With a little egg on its face, Bit9 said it failed to install its own software on some machines residing on its network. Three customers reported malware intrusions, said Patrick Morley, Bit9 president and chief executive, in a blog post.
“Due to an operational oversight within Bit9, we failed to install our own product on a handful of computers within our network,” wrote Morley. “As a result, a malicious third party was able to illegally gain temporary access to one of our digital code-signing certificates that they then used to illegitimately sign malware. There is no indication that this was the result of an issue with our product. Our investigation also shows that our product was not compromised.”
Morley acknowledged Bit9’s culpability in the attack. “We simply did not follow the best practices we recommend to our customers by making certain our product was on all physical and virtual machines within Bit9,” he wrote. “Our investigation indicates that only three customers were affected by the illegitimately signed malware. We are continuing to monitor the situation. While this is an incredibly small portion of our overall customer base, even a single customer being affected is clearly too many.”
As Krebs pointed out, there are widespread implications from this type of attack. Bit9’s customers include top aerospace and defense suppliers and some 20 federal, civilian, defense and intelligence agencies, according to the company’s website. By going after Bit9 directly, the attackers openly derided the vendor’s technology and some weaknesses inherent in anti-virus whitelisting.

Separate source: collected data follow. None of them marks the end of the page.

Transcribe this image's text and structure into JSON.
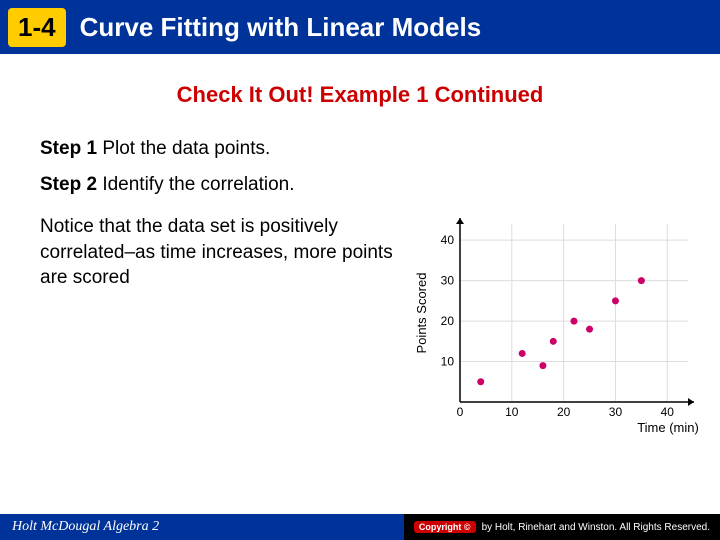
{
  "header": {
    "section_number": "1-4",
    "title": "Curve Fitting with Linear Models"
  },
  "subtitle": "Check It Out! Example 1 Continued",
  "steps": [
    {
      "label": "Step 1",
      "text": "Plot the data points."
    },
    {
      "label": "Step 2",
      "text": "Identify the correlation."
    }
  ],
  "note": "Notice that the data set is positively correlated–as time increases, more points are scored",
  "chart_data": {
    "type": "scatter",
    "xlabel": "Time (min)",
    "ylabel": "Points Scored",
    "x_ticks": [
      0,
      10,
      20,
      30,
      40
    ],
    "y_ticks": [
      0,
      10,
      20,
      30,
      40
    ],
    "xlim": [
      0,
      44
    ],
    "ylim": [
      0,
      44
    ],
    "points": [
      {
        "x": 4,
        "y": 5
      },
      {
        "x": 12,
        "y": 12
      },
      {
        "x": 16,
        "y": 9
      },
      {
        "x": 18,
        "y": 15
      },
      {
        "x": 22,
        "y": 20
      },
      {
        "x": 25,
        "y": 18
      },
      {
        "x": 30,
        "y": 25
      },
      {
        "x": 35,
        "y": 30
      }
    ]
  },
  "footer": {
    "book": "Holt McDougal Algebra 2",
    "copyright_label": "Copyright ©",
    "copyright_text": "by Holt, Rinehart and Winston. All Rights Reserved."
  }
}
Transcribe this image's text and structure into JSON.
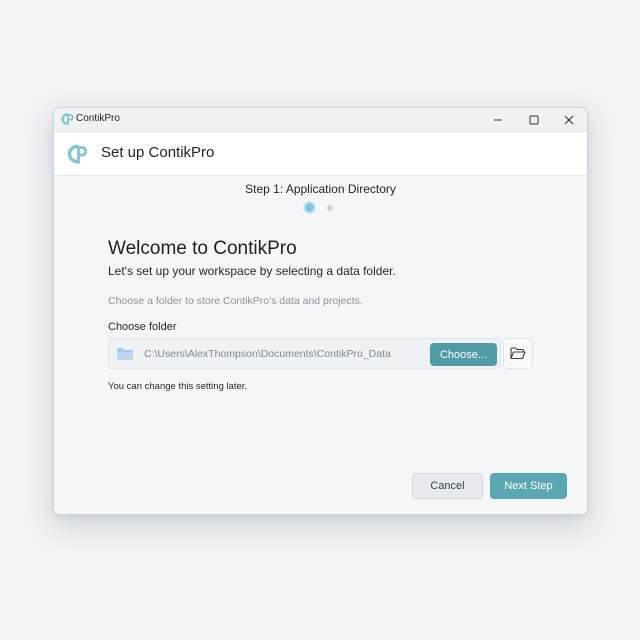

Morley said Bit9 is aggressively responding to the incident. “Since we discovered this issue, we have been working closely with all of our customers to ensure they are no longer vulnerable to malware associated with the affected certificate,” he wrote. He said the company revoked the affected certificate and acquired a new one, eliminated the operational issue that led to the illegal access to the certificate, made sure the Bit9 technology is installed on all of the company’s physical and virtual machines, is finalizing a product patch to automatically block malware that illegitimately uses the certificate, and, proactively monitoring the Bit9 Software Reputation Service for hashes from the illegitimately signed malware.
“While we (and we hope our customers) are comforted somewhat by the fact that this incident was not the result of an issue with our product, the fact that this happened—even to us—shows that the threat from malicious actors is very real, extremely sophisticated, and that all of us must be vigilant. We are confident that the steps we have taken will address this incident while preventing a similar issue from occurring again,” Morley wrote.